Özkan, olay gecesi yaşadıklarına ilişkin şunları anlattı:
'Helikopterin başında beklerken Alparslan Şahin albay arayarak Samandıra'ya gitmemizi ve oradaki komandoları alarak Fenerbahçe Ordu Evine yakınındaki düğünden komutanları alarak tahliye edilmelerini söyledi. Saat 22.00 sıralarında Samandıra Askeri Meydanına indik. Komando ekibini aldık. Binbaşı Gökhan Maldar da ekipteydi. Talimatları birisiyle görüşerek bize o verdi. Moda'daki düğün salonuna önce benim kullandığım 2524 kuyruk numaralı helikopter indi. Ben timi bıraktım, kalktım. Benden sonra da diğer helikopter indi.

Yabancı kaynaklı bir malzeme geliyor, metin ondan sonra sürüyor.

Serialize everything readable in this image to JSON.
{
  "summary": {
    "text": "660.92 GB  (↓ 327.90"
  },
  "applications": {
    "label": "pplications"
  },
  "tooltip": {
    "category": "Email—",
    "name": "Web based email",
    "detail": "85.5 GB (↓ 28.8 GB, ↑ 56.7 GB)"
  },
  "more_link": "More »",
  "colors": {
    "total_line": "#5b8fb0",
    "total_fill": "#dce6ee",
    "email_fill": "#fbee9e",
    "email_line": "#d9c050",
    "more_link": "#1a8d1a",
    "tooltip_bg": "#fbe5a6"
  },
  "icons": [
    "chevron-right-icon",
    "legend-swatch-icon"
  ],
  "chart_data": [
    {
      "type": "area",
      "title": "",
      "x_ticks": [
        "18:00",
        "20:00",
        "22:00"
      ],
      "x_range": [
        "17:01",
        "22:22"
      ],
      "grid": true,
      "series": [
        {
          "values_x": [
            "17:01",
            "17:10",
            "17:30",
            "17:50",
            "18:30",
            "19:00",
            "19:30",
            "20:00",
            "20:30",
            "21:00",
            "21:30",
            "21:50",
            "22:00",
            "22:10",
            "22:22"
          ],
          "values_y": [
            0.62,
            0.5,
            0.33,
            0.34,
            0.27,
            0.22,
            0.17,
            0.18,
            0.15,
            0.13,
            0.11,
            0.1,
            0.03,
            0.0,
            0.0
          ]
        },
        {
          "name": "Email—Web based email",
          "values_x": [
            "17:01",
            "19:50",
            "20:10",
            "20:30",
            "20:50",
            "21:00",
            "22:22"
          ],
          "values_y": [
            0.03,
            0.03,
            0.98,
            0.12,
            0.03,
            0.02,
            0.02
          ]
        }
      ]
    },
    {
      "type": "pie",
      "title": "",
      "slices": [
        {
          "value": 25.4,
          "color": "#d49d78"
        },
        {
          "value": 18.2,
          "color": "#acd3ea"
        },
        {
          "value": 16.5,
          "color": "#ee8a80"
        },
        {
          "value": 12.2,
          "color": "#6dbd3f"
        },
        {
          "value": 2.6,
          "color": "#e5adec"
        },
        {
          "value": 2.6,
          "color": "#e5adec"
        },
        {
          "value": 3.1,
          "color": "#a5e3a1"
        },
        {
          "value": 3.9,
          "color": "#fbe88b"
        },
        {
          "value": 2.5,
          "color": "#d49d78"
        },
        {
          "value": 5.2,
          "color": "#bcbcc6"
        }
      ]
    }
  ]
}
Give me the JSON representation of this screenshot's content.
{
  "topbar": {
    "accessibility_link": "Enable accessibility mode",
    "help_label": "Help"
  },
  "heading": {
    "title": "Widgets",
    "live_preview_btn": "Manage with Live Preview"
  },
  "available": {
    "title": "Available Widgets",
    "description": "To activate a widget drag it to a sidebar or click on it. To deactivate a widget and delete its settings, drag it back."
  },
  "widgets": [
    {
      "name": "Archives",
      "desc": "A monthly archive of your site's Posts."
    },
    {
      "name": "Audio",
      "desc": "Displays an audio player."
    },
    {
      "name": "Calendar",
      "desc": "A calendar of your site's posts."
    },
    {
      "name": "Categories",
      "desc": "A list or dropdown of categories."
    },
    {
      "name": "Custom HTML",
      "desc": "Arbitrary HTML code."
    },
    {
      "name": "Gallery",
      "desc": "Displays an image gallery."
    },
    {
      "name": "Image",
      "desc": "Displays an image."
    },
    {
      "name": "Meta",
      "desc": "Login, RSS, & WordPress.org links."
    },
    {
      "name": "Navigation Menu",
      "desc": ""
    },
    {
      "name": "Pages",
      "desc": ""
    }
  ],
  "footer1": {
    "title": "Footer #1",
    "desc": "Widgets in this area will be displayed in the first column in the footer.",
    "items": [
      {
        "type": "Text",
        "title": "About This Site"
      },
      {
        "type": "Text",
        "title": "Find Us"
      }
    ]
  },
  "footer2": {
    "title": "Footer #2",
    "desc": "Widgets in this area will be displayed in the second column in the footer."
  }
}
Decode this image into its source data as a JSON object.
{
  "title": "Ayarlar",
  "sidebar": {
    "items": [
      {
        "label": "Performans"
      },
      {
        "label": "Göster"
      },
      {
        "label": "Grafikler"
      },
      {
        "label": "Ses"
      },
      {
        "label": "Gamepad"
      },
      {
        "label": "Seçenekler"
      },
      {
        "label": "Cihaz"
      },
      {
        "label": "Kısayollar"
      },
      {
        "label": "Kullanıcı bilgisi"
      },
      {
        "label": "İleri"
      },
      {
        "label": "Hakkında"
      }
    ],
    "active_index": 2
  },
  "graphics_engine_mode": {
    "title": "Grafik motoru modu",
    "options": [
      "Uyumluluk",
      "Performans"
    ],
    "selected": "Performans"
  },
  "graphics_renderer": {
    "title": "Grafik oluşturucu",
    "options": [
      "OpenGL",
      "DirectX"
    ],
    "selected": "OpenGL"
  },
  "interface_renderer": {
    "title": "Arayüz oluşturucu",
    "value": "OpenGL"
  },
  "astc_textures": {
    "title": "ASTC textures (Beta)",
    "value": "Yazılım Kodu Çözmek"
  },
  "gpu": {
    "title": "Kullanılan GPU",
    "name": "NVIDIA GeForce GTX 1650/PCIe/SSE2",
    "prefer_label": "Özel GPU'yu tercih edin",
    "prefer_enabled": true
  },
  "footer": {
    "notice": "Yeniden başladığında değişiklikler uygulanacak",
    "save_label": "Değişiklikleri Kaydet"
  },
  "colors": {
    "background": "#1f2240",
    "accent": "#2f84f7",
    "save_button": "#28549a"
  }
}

Samandıra'ya geri döndük. Oradan Maltepe'ye yakıt almak için Yalova'ya tekrar gittik. Ancak yakıt alamadık. Atatürk Havalimanına yönlendirildik. Diğer helikopter ile Atatürk Hava Limanında birleştik. Yakıt aldıktan sonra Hava Harp Okuluna indik. Bu sırada düğün salonundan alınan komutanlar benim kullandığım helikopterdeydi. Hava Harp Okulunda helikopterden indiler.'
Sabah saatlerinde binbaşı Gökhan Maldar'ın emriyle bulundukları yerden helikopterle ayrılıp Akıncı Üssü'ne saat 09.00 civarında iniş yaptıklarını belirten Özkan, üsse indikten sonra askeri kıyafetlerini değiştirip filodan ayrıldığını, daha sonra tarlada emniyet güçlerine teslim olduğunu ifade etti.
Savunmasının son bölümlerini hazırlayamadığını ve bazı belgeleri ibraz edeceğini belirten sanık Özkan, savunmasına yarın devam etmek istediğini söyledi.
Bunun üzerine Mahkeme Başkanı Selfet Giray, duruşmaya yarın devam edilmek üzere ara verdiğini açıkladı.
03.07.2018 GÜNKÜ DURUŞMADA YAŞANANLAR
Ankara 4'üncü Ağır Ceza Mahkemesince Sincan Ceza İnfaz Kurumları Kampüsü'ndeki salonda görülen duruşmada, tutuklu ve tutuksuz sanıklar ile taraf avukatları hazır bulundu.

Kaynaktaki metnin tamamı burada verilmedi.